Published: 2023-10-24

Throughout all eras and epochs, people have been captivated by the game of “luck or no luck.”

Nowadays, you don’t need to visit a casino to play roulette. Simply go to any shopping store, place an order for a few items from well known brands, and wait to see if luck is on your side.. Will fortune favour you?

If you’re fortunate, that’s excellent. You’ll enjoy products from world-renowned companies. If you’re not fortunate, you’ll have to contend with the repercussions of a gadget explosion caused by a counterfeit battery.

If luck is on your side, you’ll have access to high-quality pharmaceuticals. If not… who knows what harm unscrupulous medications with questionable ingredients can inflict. The reputation of legitimate manufacturers and distributors is also affected by the game of “luck or no luck.”

An effort to shield us from the whims of chance was undertaken by Joseph Woodland and George Laurer in 1973. They developed a version of the most widely used barcode in use today.

Universal Product Codes (UPC), Quick Response (QR) templates, and even Radio Frequency Identification (RFID) tags emerged. (This is a method of reading that uses radio signals, employing large and expensive antennas.) Yet all of these methods share a common feature – visibility. To read the product marking, it must be visible to both the reader and potential fraudsters.

And so, we find ourselves once again engaged in a game of “luck or no luck.” Can we devise a label that is invisible to fraudsters but still readable?

Yes, we can. And it will cost just a few cents.

This is what scientists from the University of Florida have asserted, as they have created a practically invisible label for protection against counterfeits. It’s a minuscule transparent label for marking objects that cannot be replicated. The technology is based on Radio Frequency (RF) nanoelectromechanical systems (NEMS).

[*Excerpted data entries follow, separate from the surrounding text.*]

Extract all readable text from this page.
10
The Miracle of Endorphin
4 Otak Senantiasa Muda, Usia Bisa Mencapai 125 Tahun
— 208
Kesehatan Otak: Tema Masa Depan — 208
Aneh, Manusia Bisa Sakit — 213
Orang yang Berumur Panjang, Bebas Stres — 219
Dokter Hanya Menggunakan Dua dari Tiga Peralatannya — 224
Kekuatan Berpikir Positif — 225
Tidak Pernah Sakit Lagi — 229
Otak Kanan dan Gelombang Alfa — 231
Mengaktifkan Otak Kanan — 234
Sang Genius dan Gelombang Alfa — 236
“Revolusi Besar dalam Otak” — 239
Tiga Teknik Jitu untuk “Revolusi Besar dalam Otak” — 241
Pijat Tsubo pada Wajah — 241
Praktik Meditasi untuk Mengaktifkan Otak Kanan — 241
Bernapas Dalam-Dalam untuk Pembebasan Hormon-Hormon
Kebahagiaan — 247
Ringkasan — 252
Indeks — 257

The structure of the label resembles a sandwich: between two layers of indium tin oxide film, typically employed in the creation of transparent electrodes (similar to those on your phone’s touchscreen), there lies a layer of piezoelectric material.

Through lithography, a flexible pattern is etched onto the label — a marker that vibrates at a specific frequency when subjected to vibrations. By deciphering the vibrations of each marker and converting them into binary code, unique digital signatures can be generated, which are impossible to duplicate. The scanner utilized by developers at present in a small coil that generates vibrations and can effortlessly gauge the unique resonances of individual labels under a microscope.

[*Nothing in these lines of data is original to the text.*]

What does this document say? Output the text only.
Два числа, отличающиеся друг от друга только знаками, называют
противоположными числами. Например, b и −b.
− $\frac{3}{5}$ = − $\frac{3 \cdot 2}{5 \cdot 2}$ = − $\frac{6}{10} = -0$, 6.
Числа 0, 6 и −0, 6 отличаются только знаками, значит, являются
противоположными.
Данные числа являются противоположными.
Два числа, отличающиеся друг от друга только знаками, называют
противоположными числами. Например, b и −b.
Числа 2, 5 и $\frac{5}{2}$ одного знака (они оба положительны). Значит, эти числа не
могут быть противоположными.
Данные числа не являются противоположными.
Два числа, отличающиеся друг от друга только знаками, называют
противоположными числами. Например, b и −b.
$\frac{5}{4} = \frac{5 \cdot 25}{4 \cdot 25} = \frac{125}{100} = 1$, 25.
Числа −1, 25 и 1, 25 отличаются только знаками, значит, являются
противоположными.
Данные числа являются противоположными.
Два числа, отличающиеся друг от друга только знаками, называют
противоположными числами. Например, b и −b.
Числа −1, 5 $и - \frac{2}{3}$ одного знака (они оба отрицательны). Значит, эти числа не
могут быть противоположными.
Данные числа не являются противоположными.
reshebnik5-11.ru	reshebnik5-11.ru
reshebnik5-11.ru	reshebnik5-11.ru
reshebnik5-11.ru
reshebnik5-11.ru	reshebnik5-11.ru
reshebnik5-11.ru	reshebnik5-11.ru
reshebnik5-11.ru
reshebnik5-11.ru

Nevertheless, how swiftly developers will liberate us from the game of Russian roulette will become apparent when they are able to fashion a portable device only by locating and reading such labels.

And so, we return to the question… Will fortune favour you? 

University of Florida

Level of innovation:
Undoubtedly something novel, or perhaps yet undiscovered.

Real-world usefulness:

No portable reader

Cost for the consumer:
Less than a dollar

As Ben Affleck might exclaim, “Powerful! Just like my Jennifer!”